Of course, there are some people who won’t want to be tested, or are simply too busy, so if you’re going to use this method, make sure to ask in advance so your collaborators can prepare accordingly.
+ New on Soundfly: Learn songwriting and vocal production from Grammy-winning pop artist, Kimbra, in her course: Vocal Creativity, Arranging, & Production.
5. Windows Open (and Six Feet Apart)
If you’re feeling a bit relaxed about everything, but you’re also wanting to take a few extra precautions, many of the sessions, especially here in the Los Angeles area, have opted to keep the windows open in the writing rooms. That way fresh air is circulating through the studio when at all possible and everyone is at less risk of catching anything.
If you start recording, you may have to close the windows, but that’s where the social distancing comes in. Try to maintain safe distances from your collaborators, even in indoor spaces.
6. Stick to Virtual Sessions
None of these methods helping you feel any more comfortable?

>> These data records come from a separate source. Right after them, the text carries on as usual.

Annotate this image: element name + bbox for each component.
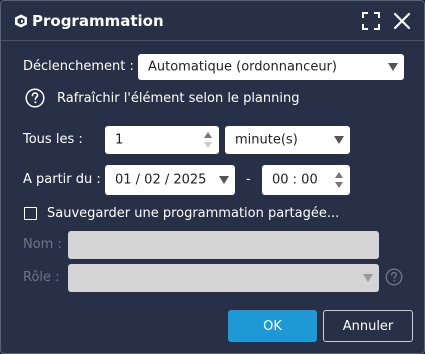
chevron-down-icon (334, 136, 344, 144)
role-select (68, 264, 379, 292)
title-divider (1, 40, 424, 41)
maximize-icon[interactable] (362, 12, 380, 30)
chevron-down-icon (363, 274, 373, 282)
shared-schedule-checkbox[interactable] (24, 207, 37, 220)
role-help-icon (385, 268, 403, 286)
start-label: A partir du : (23, 172, 101, 187)
name-label: Nom : (23, 237, 62, 252)
name-input (68, 231, 379, 259)
app-logo-icon (15, 14, 27, 28)
start-date-value: 01 / 02 / 2025 (115, 172, 207, 188)
every-label: Tous les : (23, 132, 83, 147)
chevron-down-icon (388, 63, 398, 71)
dialog-title: Programmation (32, 12, 164, 30)
programmation-dialog: Programmation Déclenchement : Automatiqu… (0, 0, 425, 354)
start-time-value: 00 : 00 (272, 172, 318, 188)
date-time-separator: - (246, 172, 251, 187)
role-label: Rôle : (23, 270, 60, 285)
title-bar: Programmation (1, 1, 424, 41)
every-unit-select[interactable]: minute(s) (225, 126, 350, 154)
every-value-stepper[interactable]: 1 (105, 126, 219, 154)
every-value: 1 (115, 132, 124, 148)
every-unit-value: minute(s) (235, 132, 298, 148)
stepper-arrows-icon[interactable] (203, 130, 213, 150)
help-icon[interactable] (25, 88, 45, 108)
start-time-stepper[interactable]: 00 : 00 (262, 165, 350, 195)
shared-schedule-label[interactable]: Sauvegarder une programmation partagée..… (47, 206, 339, 221)
start-date-input[interactable]: 01 / 02 / 2025 (105, 165, 235, 195)
cancel-button[interactable]: Annuler (323, 310, 413, 342)
trigger-select[interactable]: Automatique (ordonnanceur) (138, 54, 404, 80)
chevron-down-icon[interactable] (219, 176, 229, 184)
close-icon[interactable] (392, 11, 412, 31)
refresh-hint-text: Rafraîchir l'élément selon le planning (57, 91, 300, 106)
ok-button[interactable]: OK (228, 310, 317, 342)
trigger-select-value: Automatique (ordonnanceur) (148, 59, 337, 75)
stepper-arrows-icon[interactable] (334, 170, 344, 190)
trigger-label: Déclenchement : (23, 59, 134, 74)
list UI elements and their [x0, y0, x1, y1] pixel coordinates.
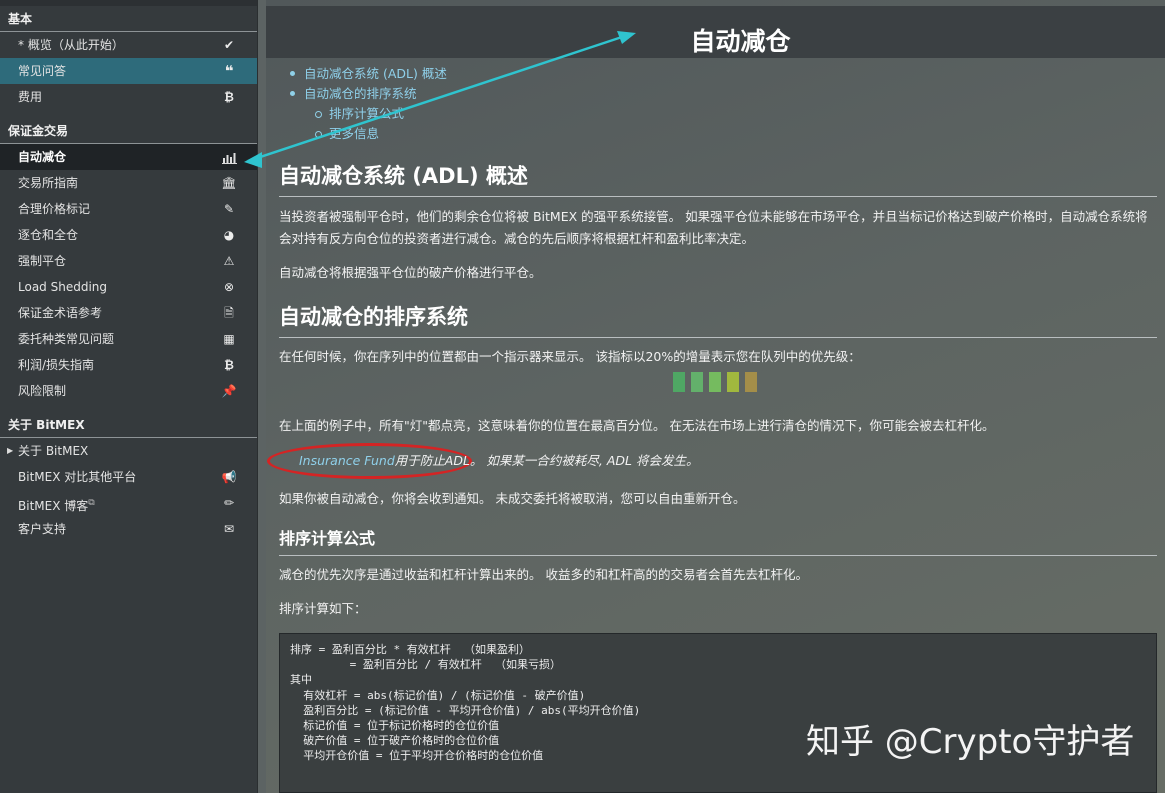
adl-indicator-light — [709, 372, 721, 392]
insurance-text-2: 如果某一合约被耗尽, ADL 将会发生。 — [482, 453, 699, 468]
sidebar-item-label: Load Shedding — [18, 280, 107, 294]
insurance-text-1: 用于防止ADL。 — [394, 453, 483, 468]
paragraph-formula-2: 排序计算如下： — [279, 601, 367, 616]
edit-icon: ✎ — [223, 202, 235, 216]
sidebar-item-order-types-faq[interactable]: 委托种类常见问题 ▦ — [0, 326, 257, 352]
page-header: 自动减仓 — [266, 6, 1165, 58]
bitcoin-icon: ₿ — [224, 358, 234, 372]
sidebar-item-label: 逐仓和全仓 — [18, 228, 79, 242]
external-link-icon: ⧉ — [88, 498, 95, 508]
sidebar-item-label: 关于 BitMEX — [18, 444, 89, 458]
sidebar-item-bitmex-blog[interactable]: BitMEX 博客⧉ ✏ — [0, 490, 257, 516]
sidebar-item-pnl-guide[interactable]: 利润/损失指南 ₿ — [0, 352, 257, 378]
bar-chart-icon — [221, 144, 237, 170]
sidebar-item-label: 常见问答 — [18, 64, 67, 78]
toc-item: 更多信息 — [290, 124, 447, 144]
table-of-contents: 自动减仓系统 (ADL) 概述 自动减仓的排序系统 排序计算公式 更多信息 — [290, 64, 447, 144]
content-border-strip — [258, 0, 266, 793]
toc-link-overview[interactable]: 自动减仓系统 (ADL) 概述 — [304, 66, 447, 81]
sidebar-item-load-shedding[interactable]: Load Shedding ⊗ — [0, 274, 257, 300]
sidebar-item-label: * 概览（从此开始） — [18, 38, 124, 52]
insurance-fund-note: Insurance Fund用于防止ADL。 如果某一合约被耗尽, ADL 将会… — [299, 450, 1139, 472]
formula-code-block: 排序 = 盈利百分比 * 有效杠杆 （如果盈利） = 盈利百分比 / 有效杠杆 … — [279, 633, 1157, 793]
sidebar-item-bitmex-vs-others[interactable]: BitMEX 对比其他平台 📢 — [0, 464, 257, 490]
bank-icon: 🏛 — [221, 176, 237, 190]
sidebar-item-about-bitmex[interactable]: ▶ 关于 BitMEX — [0, 438, 257, 464]
adl-indicator-light — [727, 372, 739, 392]
caret-right-icon: ▶ — [7, 446, 14, 455]
calculator-icon: ▦ — [223, 332, 235, 346]
sidebar-item-label: 自动减仓 — [18, 150, 67, 164]
pencil-icon: ✏ — [223, 496, 235, 510]
sidebar-item-faq[interactable]: 常见问答 ❝ — [0, 58, 257, 84]
sidebar-item-label: 利润/损失指南 — [18, 358, 95, 372]
paragraph-formula-1: 减仓的优先次序是通过收益和杠杆计算出来的。 收益多的和杠杆高的的交易者会首先去杠… — [279, 567, 808, 582]
document-icon: 🗎 — [224, 306, 234, 320]
paragraph-overview-1: 当投资者被强制平仓时，他们的剩余仓位将被 BitMEX 的强平系统接管。 如果强… — [279, 209, 1148, 246]
sidebar-item-label: 客户支持 — [18, 522, 67, 536]
sidebar-item-auto-deleveraging[interactable]: 自动减仓 — [0, 144, 257, 170]
paragraph-ranking-1: 在任何时候，你在序列中的位置都由一个指示器来显示。 该指标以20%的增量表示您在… — [279, 349, 861, 364]
sidebar: 基本 * 概览（从此开始） ✔ 常见问答 ❝ 费用 ₿ 保证金交易 自动减仓 交… — [0, 0, 258, 793]
sidebar-section-about: 关于 BitMEX — [0, 412, 257, 438]
sidebar-item-fair-price-marking[interactable]: 合理价格标记 ✎ — [0, 196, 257, 222]
adl-indicator — [673, 372, 763, 392]
toc-item: 排序计算公式 — [290, 104, 447, 124]
envelope-icon: ✉ — [223, 522, 235, 536]
heading-formula: 排序计算公式 — [279, 525, 1157, 556]
pin-icon: 📌 — [221, 384, 237, 398]
watermark: 知乎 @Crypto守护者 — [806, 722, 1135, 762]
toc-link-formula[interactable]: 排序计算公式 — [329, 106, 404, 121]
sidebar-item-liquidation[interactable]: 强制平仓 ⚠ — [0, 248, 257, 274]
bitcoin-icon: ₿ — [224, 90, 234, 104]
sidebar-section-basics: 基本 — [0, 6, 257, 32]
heading-overview: 自动减仓系统 (ADL) 概述 — [279, 160, 1157, 197]
heading-ranking: 自动减仓的排序系统 — [279, 301, 1157, 338]
sidebar-item-label: BitMEX 博客 — [18, 499, 89, 513]
sidebar-item-fees[interactable]: 费用 ₿ — [0, 84, 257, 110]
sidebar-item-label: 交易所指南 — [18, 176, 79, 190]
toc-item: 自动减仓系统 (ADL) 概述 — [290, 64, 447, 84]
sidebar-item-label: 合理价格标记 — [18, 202, 91, 216]
sidebar-item-label: 委托种类常见问题 — [18, 332, 115, 346]
sidebar-item-customer-support[interactable]: 客户支持 ✉ — [0, 516, 257, 542]
main-content: 自动减仓 自动减仓系统 (ADL) 概述 自动减仓的排序系统 排序计算公式 更多… — [266, 0, 1165, 793]
sidebar-item-margin-terms[interactable]: 保证金术语参考 🗎 — [0, 300, 257, 326]
sidebar-item-label: 费用 — [18, 90, 43, 104]
adl-indicator-light — [691, 372, 703, 392]
paragraph-ranking-2: 在上面的例子中，所有"灯"都点亮，这意味着你的位置在最高百分位。 在无法在市场上… — [279, 418, 995, 433]
sidebar-item-label: BitMEX 对比其他平台 — [18, 470, 137, 484]
paragraph-overview-2: 自动减仓将根据强平仓位的破产价格进行平仓。 — [279, 265, 542, 280]
sidebar-section-margin-trading: 保证金交易 — [0, 118, 257, 144]
close-circle-icon: ⊗ — [223, 280, 235, 294]
megaphone-icon: 📢 — [221, 470, 237, 484]
warning-icon: ⚠ — [223, 254, 235, 268]
toc-link-ranking[interactable]: 自动减仓的排序系统 — [304, 86, 417, 101]
sidebar-item-label: 风险限制 — [18, 384, 67, 398]
paragraph-ranking-3: 如果你被自动减仓，你将会收到通知。 未成交委托将被取消，您可以自由重新开仓。 — [279, 491, 746, 506]
check-icon: ✔ — [223, 38, 235, 52]
adl-indicator-light — [673, 372, 685, 392]
quote-icon: ❝ — [224, 62, 234, 80]
sidebar-item-overview[interactable]: * 概览（从此开始） ✔ — [0, 32, 257, 58]
pie-chart-icon: ◕ — [223, 228, 235, 242]
toc-link-more-info[interactable]: 更多信息 — [329, 126, 379, 141]
adl-indicator-light — [745, 372, 757, 392]
sidebar-item-isolated-cross[interactable]: 逐仓和全仓 ◕ — [0, 222, 257, 248]
toc-item: 自动减仓的排序系统 — [290, 84, 447, 104]
sidebar-item-exchange-guide[interactable]: 交易所指南 🏛 — [0, 170, 257, 196]
sidebar-item-label: 保证金术语参考 — [18, 306, 103, 320]
insurance-fund-link[interactable]: Insurance Fund — [299, 453, 395, 468]
sidebar-item-label: 强制平仓 — [18, 254, 67, 268]
sidebar-item-risk-limits[interactable]: 风险限制 📌 — [0, 378, 257, 404]
page-title: 自动减仓 — [690, 27, 791, 56]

That’s okay. The race to reopen your world should be taken at the pace you feel the most comfortable with. So if for now seeing and working with people in person just seems too far out of your comfort zone, stick with virtual sessions.
The pandemic greatly increased collaboration all over the world by allowing Zoom and other virtual, remote working sessions. And just because in persons are back, these haven’t stopped either. So if this is all you feel safe doing right now? Stick with it. No one’s going to judge you.
Remember, safety and comfort always come first. In an industry so based on emotion and creativity, if you feel uncomfortable, you’re most likely not going to come up with anything worth sharing anyways. So try a few methods out, and do what feels safest for you.